Die Wurzel des Katholizismus in Brasilien ist keineswegs abziehbar. Die schon oben zitierten religiösen Gewohnheiten dieser Religion sollen diese Aussage beweisen. Außer ihr gibt es doch noch einen wichtigen Punkt. Nach dem Taufen, wenn die Kinder zehn Jahre alt werden, müssen sie den Katechismus besuchen. Kurz danach sind sie gefirmt. Die Auseinandersetzung besteht darin, dass die brasilianischen Kinder keine Ahnung davon haben, wozu Taufen, Katechismus und Firmung existieren. Sie nehmen sozusagen diesen Weg, weil sie von ihrer Familie mittelbar gezwungen sind. Diese weiß natürlich, was diese „Rituelle“ bedeuten, aber sie zwingt ihre Kinder, nicht wegen der Religion, sondern wegen der Tradition des Landes.
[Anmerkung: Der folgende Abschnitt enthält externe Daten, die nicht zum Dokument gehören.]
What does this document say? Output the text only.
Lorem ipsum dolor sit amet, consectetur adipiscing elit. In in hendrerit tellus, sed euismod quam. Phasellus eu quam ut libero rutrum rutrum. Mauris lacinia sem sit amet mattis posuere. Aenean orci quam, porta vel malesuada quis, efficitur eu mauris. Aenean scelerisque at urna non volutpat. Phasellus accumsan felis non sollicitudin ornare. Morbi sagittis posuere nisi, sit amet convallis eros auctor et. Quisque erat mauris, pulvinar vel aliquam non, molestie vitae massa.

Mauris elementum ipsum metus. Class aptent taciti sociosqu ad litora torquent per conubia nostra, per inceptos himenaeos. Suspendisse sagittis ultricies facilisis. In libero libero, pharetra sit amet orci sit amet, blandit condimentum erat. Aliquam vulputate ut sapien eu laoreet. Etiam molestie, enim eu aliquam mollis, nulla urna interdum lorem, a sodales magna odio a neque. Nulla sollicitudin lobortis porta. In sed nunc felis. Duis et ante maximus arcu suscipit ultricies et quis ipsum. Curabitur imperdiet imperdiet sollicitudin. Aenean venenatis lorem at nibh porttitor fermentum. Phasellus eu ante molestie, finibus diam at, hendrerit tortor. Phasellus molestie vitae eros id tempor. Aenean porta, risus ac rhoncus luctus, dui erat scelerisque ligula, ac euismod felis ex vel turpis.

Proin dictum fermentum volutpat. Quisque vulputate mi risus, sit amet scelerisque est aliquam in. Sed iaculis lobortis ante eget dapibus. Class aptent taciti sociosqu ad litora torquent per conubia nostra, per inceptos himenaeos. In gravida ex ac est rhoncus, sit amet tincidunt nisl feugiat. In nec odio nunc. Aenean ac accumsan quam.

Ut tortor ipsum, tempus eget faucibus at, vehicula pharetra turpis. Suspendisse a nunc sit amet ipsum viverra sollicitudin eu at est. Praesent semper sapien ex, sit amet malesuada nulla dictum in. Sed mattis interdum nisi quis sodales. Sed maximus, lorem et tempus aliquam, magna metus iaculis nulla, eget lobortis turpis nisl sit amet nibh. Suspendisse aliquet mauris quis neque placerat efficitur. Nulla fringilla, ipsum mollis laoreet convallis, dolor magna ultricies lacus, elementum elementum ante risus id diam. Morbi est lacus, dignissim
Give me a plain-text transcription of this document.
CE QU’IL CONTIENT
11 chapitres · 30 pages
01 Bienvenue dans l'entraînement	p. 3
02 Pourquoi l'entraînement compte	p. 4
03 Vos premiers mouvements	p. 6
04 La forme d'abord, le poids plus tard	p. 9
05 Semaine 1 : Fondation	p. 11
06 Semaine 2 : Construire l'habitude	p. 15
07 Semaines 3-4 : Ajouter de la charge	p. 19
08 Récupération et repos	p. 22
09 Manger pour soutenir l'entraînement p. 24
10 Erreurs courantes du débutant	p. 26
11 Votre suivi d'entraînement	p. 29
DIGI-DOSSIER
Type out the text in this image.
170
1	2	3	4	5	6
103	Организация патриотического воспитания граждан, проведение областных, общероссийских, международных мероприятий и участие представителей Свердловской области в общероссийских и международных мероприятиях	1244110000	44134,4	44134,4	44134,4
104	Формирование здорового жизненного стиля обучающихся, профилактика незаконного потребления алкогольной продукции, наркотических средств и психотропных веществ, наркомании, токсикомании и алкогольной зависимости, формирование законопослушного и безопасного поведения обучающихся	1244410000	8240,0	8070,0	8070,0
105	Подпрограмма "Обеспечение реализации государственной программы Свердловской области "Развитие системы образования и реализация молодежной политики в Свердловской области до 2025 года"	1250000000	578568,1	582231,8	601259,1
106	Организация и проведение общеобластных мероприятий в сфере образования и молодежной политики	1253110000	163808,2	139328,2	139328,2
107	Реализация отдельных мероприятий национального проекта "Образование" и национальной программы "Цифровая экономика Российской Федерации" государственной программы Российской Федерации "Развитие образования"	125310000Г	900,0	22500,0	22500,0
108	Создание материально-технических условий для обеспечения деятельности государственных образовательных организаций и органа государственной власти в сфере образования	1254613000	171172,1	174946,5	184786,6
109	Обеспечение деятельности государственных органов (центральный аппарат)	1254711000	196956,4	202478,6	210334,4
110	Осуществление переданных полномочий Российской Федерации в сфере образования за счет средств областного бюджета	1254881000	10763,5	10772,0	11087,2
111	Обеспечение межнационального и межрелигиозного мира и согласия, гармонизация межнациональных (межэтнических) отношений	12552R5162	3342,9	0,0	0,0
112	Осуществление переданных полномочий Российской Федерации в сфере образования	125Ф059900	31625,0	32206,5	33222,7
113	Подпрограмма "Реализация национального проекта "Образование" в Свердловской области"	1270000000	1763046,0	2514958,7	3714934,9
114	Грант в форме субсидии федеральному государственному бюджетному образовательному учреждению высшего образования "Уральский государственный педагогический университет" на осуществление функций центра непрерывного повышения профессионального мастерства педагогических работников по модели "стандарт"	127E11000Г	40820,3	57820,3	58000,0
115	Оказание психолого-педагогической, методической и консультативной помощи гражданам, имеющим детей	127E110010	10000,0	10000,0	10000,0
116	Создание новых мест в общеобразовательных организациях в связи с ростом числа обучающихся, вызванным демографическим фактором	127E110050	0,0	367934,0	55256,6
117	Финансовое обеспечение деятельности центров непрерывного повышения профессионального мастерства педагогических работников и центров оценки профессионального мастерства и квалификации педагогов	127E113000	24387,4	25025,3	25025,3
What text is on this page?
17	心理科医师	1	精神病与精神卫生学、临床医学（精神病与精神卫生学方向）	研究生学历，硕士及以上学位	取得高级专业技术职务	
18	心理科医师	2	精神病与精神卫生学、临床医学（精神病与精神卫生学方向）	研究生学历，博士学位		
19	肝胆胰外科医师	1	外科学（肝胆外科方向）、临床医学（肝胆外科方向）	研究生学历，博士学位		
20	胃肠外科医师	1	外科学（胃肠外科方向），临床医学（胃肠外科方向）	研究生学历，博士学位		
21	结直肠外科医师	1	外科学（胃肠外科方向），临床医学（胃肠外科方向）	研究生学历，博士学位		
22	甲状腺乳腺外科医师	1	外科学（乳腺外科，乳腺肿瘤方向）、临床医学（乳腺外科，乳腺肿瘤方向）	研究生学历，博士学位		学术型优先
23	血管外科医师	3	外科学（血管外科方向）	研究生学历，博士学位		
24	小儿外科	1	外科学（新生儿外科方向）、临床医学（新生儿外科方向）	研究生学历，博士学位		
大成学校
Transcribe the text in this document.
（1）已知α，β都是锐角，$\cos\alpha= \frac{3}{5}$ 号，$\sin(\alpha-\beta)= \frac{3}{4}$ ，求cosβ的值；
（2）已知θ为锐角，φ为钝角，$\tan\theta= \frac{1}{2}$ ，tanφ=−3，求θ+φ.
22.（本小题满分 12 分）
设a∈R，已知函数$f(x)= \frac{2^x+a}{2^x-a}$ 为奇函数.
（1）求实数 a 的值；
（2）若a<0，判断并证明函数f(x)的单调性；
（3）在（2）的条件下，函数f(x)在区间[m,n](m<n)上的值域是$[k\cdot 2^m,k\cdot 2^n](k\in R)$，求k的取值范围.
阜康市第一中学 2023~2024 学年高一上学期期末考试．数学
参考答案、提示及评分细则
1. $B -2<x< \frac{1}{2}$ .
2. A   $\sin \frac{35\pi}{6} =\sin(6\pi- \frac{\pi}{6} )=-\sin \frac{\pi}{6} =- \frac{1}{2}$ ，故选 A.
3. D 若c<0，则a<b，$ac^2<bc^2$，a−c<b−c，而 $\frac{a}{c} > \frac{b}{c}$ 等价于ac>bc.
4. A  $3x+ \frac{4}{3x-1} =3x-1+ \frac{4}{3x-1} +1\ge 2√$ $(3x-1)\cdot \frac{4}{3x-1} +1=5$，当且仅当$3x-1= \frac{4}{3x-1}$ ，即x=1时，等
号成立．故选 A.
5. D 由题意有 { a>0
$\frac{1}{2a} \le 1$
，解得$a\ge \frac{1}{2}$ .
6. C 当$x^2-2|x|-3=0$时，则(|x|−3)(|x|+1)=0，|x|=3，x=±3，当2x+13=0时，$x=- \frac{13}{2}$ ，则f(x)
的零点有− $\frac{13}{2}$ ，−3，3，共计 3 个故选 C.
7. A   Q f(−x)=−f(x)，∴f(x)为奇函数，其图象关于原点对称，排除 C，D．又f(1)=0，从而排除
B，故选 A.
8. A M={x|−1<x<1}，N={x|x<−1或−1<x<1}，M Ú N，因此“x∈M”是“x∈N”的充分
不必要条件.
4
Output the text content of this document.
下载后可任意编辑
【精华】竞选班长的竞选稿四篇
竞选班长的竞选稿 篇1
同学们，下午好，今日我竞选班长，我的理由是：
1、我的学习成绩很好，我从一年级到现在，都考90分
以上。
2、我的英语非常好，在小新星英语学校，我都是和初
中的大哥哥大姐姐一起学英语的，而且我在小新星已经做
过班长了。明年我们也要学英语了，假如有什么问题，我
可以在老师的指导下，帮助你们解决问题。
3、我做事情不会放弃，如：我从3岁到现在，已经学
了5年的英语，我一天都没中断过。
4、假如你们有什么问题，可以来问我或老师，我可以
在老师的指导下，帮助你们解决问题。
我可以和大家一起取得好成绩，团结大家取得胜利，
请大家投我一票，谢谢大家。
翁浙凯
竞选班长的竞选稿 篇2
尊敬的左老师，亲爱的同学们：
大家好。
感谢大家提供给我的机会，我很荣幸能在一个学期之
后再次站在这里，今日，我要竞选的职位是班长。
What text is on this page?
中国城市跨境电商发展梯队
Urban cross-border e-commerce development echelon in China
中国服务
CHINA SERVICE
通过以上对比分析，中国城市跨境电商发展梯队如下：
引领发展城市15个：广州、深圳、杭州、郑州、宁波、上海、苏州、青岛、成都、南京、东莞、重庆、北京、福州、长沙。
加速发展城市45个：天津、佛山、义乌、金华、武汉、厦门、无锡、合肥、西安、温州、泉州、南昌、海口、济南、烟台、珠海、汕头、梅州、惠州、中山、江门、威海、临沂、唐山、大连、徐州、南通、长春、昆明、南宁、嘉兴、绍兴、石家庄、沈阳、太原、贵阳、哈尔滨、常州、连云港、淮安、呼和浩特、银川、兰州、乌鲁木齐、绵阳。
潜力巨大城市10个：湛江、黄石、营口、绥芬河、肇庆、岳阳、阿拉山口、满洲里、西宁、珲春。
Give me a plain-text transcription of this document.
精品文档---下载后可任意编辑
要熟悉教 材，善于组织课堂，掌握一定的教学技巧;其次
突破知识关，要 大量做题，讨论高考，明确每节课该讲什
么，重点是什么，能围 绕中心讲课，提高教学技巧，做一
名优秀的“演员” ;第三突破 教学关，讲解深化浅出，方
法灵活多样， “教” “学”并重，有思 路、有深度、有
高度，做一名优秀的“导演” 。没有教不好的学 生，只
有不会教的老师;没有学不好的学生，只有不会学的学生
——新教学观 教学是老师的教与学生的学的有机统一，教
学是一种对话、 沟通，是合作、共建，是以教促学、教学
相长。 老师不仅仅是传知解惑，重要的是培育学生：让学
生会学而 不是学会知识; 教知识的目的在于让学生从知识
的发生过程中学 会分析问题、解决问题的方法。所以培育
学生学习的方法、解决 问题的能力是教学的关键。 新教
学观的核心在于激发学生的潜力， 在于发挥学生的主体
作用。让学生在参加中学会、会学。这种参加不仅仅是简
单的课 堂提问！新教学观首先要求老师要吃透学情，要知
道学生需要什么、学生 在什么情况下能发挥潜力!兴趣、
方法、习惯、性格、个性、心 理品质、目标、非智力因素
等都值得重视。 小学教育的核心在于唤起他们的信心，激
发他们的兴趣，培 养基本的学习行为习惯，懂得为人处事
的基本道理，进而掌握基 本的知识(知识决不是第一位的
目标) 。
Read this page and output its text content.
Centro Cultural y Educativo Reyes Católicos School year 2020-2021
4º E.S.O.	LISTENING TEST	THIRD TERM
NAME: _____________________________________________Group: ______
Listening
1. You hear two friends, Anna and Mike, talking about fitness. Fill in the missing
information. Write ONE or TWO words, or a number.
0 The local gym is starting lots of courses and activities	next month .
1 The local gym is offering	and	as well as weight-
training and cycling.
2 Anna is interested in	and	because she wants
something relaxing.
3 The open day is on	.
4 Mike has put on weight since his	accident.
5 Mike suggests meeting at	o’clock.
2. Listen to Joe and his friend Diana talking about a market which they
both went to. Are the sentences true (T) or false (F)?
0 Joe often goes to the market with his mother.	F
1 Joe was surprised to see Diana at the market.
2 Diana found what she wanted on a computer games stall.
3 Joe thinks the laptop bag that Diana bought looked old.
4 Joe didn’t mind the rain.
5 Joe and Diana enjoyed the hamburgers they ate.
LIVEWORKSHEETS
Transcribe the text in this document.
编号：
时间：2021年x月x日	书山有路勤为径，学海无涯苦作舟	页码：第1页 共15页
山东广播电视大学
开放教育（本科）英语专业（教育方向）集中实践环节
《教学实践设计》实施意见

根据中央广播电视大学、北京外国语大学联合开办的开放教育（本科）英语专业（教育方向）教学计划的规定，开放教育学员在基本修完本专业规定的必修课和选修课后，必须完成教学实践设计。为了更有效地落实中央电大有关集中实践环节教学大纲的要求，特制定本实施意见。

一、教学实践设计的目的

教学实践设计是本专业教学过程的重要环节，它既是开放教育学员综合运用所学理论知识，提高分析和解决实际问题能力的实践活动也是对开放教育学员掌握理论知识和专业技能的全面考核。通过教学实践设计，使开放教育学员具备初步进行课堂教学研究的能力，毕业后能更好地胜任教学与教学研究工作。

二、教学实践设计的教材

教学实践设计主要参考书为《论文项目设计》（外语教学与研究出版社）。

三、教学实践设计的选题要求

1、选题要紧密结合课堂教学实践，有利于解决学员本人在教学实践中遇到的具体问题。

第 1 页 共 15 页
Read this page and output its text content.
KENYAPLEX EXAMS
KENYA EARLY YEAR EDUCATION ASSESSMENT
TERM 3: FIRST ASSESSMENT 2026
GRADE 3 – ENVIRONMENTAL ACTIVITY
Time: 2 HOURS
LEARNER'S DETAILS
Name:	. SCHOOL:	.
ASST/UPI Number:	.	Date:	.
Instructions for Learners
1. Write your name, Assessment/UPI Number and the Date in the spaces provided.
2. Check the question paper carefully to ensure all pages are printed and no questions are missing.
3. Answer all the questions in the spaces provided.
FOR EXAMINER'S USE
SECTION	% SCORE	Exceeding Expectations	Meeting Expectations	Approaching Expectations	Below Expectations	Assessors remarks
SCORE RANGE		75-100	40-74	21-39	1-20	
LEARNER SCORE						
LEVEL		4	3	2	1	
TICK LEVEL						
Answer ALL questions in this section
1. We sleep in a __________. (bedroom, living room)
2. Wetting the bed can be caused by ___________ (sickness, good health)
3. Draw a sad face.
In Grunde genommen hat selbst die Familie, wenn das Verallgemeinern hier erlaubt wird, auch keine Ahnung von den religiösen Zuständen.

Gegen diese feste Tradition kann man überhaupt nicht kämpfen. Dennoch müsste man zumindest die Gelegenheit haben, darüber zu diskutieren, um alles besser verstehen zu können. In diesem Fall wird hier vorgeschlagen, Kurse in die Grundschule eingeführt zu werden (die nicht nur Religion, sondern auch Philosophie, Soziologie, Menschenrecht u. a. betreffen), wie es in der Vergangenheit war, die den Katholizismus weder kritisieren noch verteidigen, aber die ihn diskutieren und befragen. Daraufhin haben die Kinder die Möglichkeit, die Welt anders zu betrachten und danach, wenn sie Erwachsen werden, zu beurteilen und zu wählen, was besser für sie ist. Dieser Richtung gemäß, bleibt man doch Katholik, aber man wird daneben bemerken, dass es andere Änderungsmöglichkeiten für das Leben gibt. Mit anderen Worten soll man dafür halten, dass ein besseres oder ein schlechteres Leben nicht nur durch die Hand Gottes oder des Teufels verschafft wird, sondern auch durch seins.

 

 

Referenzen

FREYRE, Gilberto. Sklavenhaus und Herrenhütte. Übersetzung von Graf von Schoenfeldt. Kiepenheuer & Witsch, 1965.

HOLANDA, Sérgio Buarque de. Die Wurzeln Brasiliens. Übersetzung von Maralde Meyer-Minnemann. Suhrkamp, 1995.

AZEVEDO, Fernando. The Brazilian Culture. Introdution in the Studies of Culture in Brazil. São Paulo: Melhoramentos, 1958.